Health care providers are concerned about the quality of Medicare guidance issued by the Centers for Medicare & Medicaid Services (CMS), an agency within the Department of Health and Human Services (HHS). Specifically, they have reported that (1) they receive unclear guidance on program requirements and (2) because policies and procedures change frequently, they may rely on obsolete guidance, resulting in billing errors. Some government agencies issue advisory opinions in response to specific questions from requesters. These opinions permit agencies to apply law and regulation to a particular set of facts and provide requesters with specific guidance. The Medicare Prescription Drug, Improvement, and Modernization Act of 2003 directed GAO to determine the appropriateness and feasibility of establishing in the Secretary of Health and Human Services authority to issue legally binding advisory opinions to interpret Medicare regulations. GAO (1) identified factors relevant in establishing an advisory opinion process and (2) assessed the role such a process could play in clarifying program requirements. GAO examined four federal agencies' advisory opinion processes and interviewed officials from organizations representing Medicare stakeholders to learn how such a process might address their concerns.
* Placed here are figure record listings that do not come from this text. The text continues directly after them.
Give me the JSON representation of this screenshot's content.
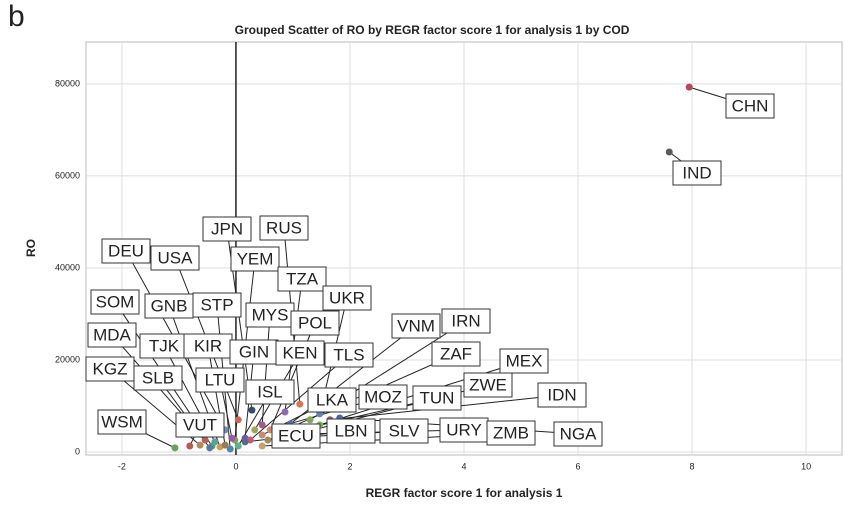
{
  "chart_data": {
    "type": "scatter",
    "panel_label": "b",
    "title": "Grouped Scatter of RO by REGR factor score   1 for analysis 1 by COD",
    "x_label": "REGR factor score   1 for analysis 1",
    "y_label": "RO",
    "xlim": [
      -2.63,
      10.63
    ],
    "ylim": [
      -650,
      89100
    ],
    "xticks": [
      -2,
      0,
      2,
      4,
      6,
      8,
      10
    ],
    "yticks": [
      0,
      20000,
      40000,
      60000,
      80000
    ],
    "reference_x": 0,
    "grid": true,
    "series": [
      {
        "name": "CHN",
        "color": "#b5475e",
        "x": [
          7.95
        ],
        "values": [
          79300
        ]
      },
      {
        "name": "IND",
        "color": "#5a5a5a",
        "x": [
          7.6
        ],
        "values": [
          65200
        ]
      },
      {
        "name": "DEU",
        "color": "#6a8fc0",
        "x": [
          -0.19
        ],
        "values": [
          4800
        ]
      },
      {
        "name": "USA",
        "color": "#c76a5a",
        "x": [
          0.04
        ],
        "values": [
          7000
        ]
      },
      {
        "name": "JPN",
        "color": "#3b4a6b",
        "x": [
          0.28
        ],
        "values": [
          9100
        ]
      },
      {
        "name": "RUS",
        "color": "#d07a5a",
        "x": [
          1.12
        ],
        "values": [
          10400
        ]
      },
      {
        "name": "YEM",
        "color": "#7aa35a",
        "x": [
          -0.02
        ],
        "values": [
          2600
        ]
      },
      {
        "name": "TZA",
        "color": "#8c6bb1",
        "x": [
          0.86
        ],
        "values": [
          8700
        ]
      },
      {
        "name": "UKR",
        "color": "#6c7fb5",
        "x": [
          1.47
        ],
        "values": [
          8300
        ]
      },
      {
        "name": "SOM",
        "color": "#5a9e6f",
        "x": [
          -0.42
        ],
        "values": [
          1300
        ]
      },
      {
        "name": "GNB",
        "color": "#c7a05a",
        "x": [
          -0.28
        ],
        "values": [
          1100
        ]
      },
      {
        "name": "STP",
        "color": "#4d8aa6",
        "x": [
          -0.1
        ],
        "values": [
          650
        ]
      },
      {
        "name": "MYS",
        "color": "#a35a8c",
        "x": [
          0.46
        ],
        "values": [
          5900
        ]
      },
      {
        "name": "POL",
        "color": "#d4896a",
        "x": [
          0.6
        ],
        "values": [
          4800
        ]
      },
      {
        "name": "VNM",
        "color": "#5a6fa3",
        "x": [
          0.95
        ],
        "values": [
          6100
        ]
      },
      {
        "name": "IRN",
        "color": "#8aa35a",
        "x": [
          1.3
        ],
        "values": [
          7000
        ]
      },
      {
        "name": "MDA",
        "color": "#b3625a",
        "x": [
          -0.54
        ],
        "values": [
          2600
        ]
      },
      {
        "name": "TJK",
        "color": "#5aa39a",
        "x": [
          -0.37
        ],
        "values": [
          2200
        ]
      },
      {
        "name": "KIR",
        "color": "#9a7a5a",
        "x": [
          -0.19
        ],
        "values": [
          1500
        ]
      },
      {
        "name": "GIN",
        "color": "#6a5aa3",
        "x": [
          0.16
        ],
        "values": [
          3000
        ]
      },
      {
        "name": "KEN",
        "color": "#a3a35a",
        "x": [
          0.33
        ],
        "values": [
          4800
        ]
      },
      {
        "name": "TLS",
        "color": "#c75a7a",
        "x": [
          0.25
        ],
        "values": [
          2600
        ]
      },
      {
        "name": "ZAF",
        "color": "#5a8ac7",
        "x": [
          0.77
        ],
        "values": [
          4300
        ]
      },
      {
        "name": "MEX",
        "color": "#7ab35a",
        "x": [
          1.47
        ],
        "values": [
          5900
        ]
      },
      {
        "name": "KGZ",
        "color": "#b38a5a",
        "x": [
          -0.63
        ],
        "values": [
          1500
        ]
      },
      {
        "name": "SLB",
        "color": "#5a7a9a",
        "x": [
          -0.46
        ],
        "values": [
          900
        ]
      },
      {
        "name": "LTU",
        "color": "#9a5aa3",
        "x": [
          -0.07
        ],
        "values": [
          3000
        ]
      },
      {
        "name": "ISL",
        "color": "#5ab38a",
        "x": [
          0.04
        ],
        "values": [
          1300
        ]
      },
      {
        "name": "LKA",
        "color": "#c78a7a",
        "x": [
          0.46
        ],
        "values": [
          3700
        ]
      },
      {
        "name": "MOZ",
        "color": "#7a8ac7",
        "x": [
          0.68
        ],
        "values": [
          5200
        ]
      },
      {
        "name": "TUN",
        "color": "#a36a5a",
        "x": [
          1.12
        ],
        "values": [
          4800
        ]
      },
      {
        "name": "ZWE",
        "color": "#5a9ab3",
        "x": [
          0.95
        ],
        "values": [
          3500
        ]
      },
      {
        "name": "IDN",
        "color": "#8a5a7a",
        "x": [
          1.65
        ],
        "values": [
          7000
        ]
      },
      {
        "name": "WSM",
        "color": "#6aa35a",
        "x": [
          -1.07
        ],
        "values": [
          900
        ]
      },
      {
        "name": "VUT",
        "color": "#b35a5a",
        "x": [
          -0.81
        ],
        "values": [
          1300
        ]
      },
      {
        "name": "ECU",
        "color": "#5a6a8a",
        "x": [
          0.16
        ],
        "values": [
          2200
        ]
      },
      {
        "name": "LBN",
        "color": "#a38a5a",
        "x": [
          0.56
        ],
        "values": [
          2600
        ]
      },
      {
        "name": "SLV",
        "color": "#7a5ab3",
        "x": [
          0.81
        ],
        "values": [
          3000
        ]
      },
      {
        "name": "URY",
        "color": "#5aa36a",
        "x": [
          1.09
        ],
        "values": [
          3900
        ]
      },
      {
        "name": "ZMB",
        "color": "#c7a07a",
        "x": [
          0.46
        ],
        "values": [
          1300
        ]
      },
      {
        "name": "NGA",
        "color": "#4a6a9a",
        "x": [
          1.82
        ],
        "values": [
          7400
        ]
      }
    ]
  }
}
GAO identified five common elements in the way four agencies--CMS, the Employee Benefits Security Administration (EBSA) of the Department of Labor, the Internal Revenue Service (IRS), and HHS's Office of Inspector General (HHS-OIG)--set up their advisory opinion processes. While the processes at the four agencies reflected differences in the agencies' respective constituencies and responsibilities, each agency cited five key factors as critical. These were (1) establishing criteria for submitting advisory opinion requests, to define the scope of their processes, (2) developing alternative ways of responding to advisory opinion requests, such as providing other forms of written communication, (3) determining the time frame for issuing advisory opinions, (4) considering anticipated workload, staffing requirements, and user fees as a means of offsetting expenses incurred by the government, and (5) creating internal review and external coordination procedures with other federal agencies with a stake in the outcome of an issued opinion. These five factors and lessons learned from other agencies that issue advisory opinions may be useful in structuring a process for Medicare. Most of the representatives of provider organizations GAO contacted agreed that an advisory opinion process would partially address their concerns, for example, by providing them with reliable, written responses to their Medicare-related questions. However, they recognized that an advisory opinion process would not address all their concerns and that it is one of several approaches that could improve Medicare guidance. For example, refining existing forms of guidance would also be of value. In commenting on a draft of this report, HHS stated that a more formal advisory opinion process for Medicare would be costly to implement, not provide quick answers to providers' questions, and have limited applicability. HHS acknowledged that the Medicare program and its implementing regulations are inherently complex and underscored its efforts to improve stakeholders' understanding of the program's complexities.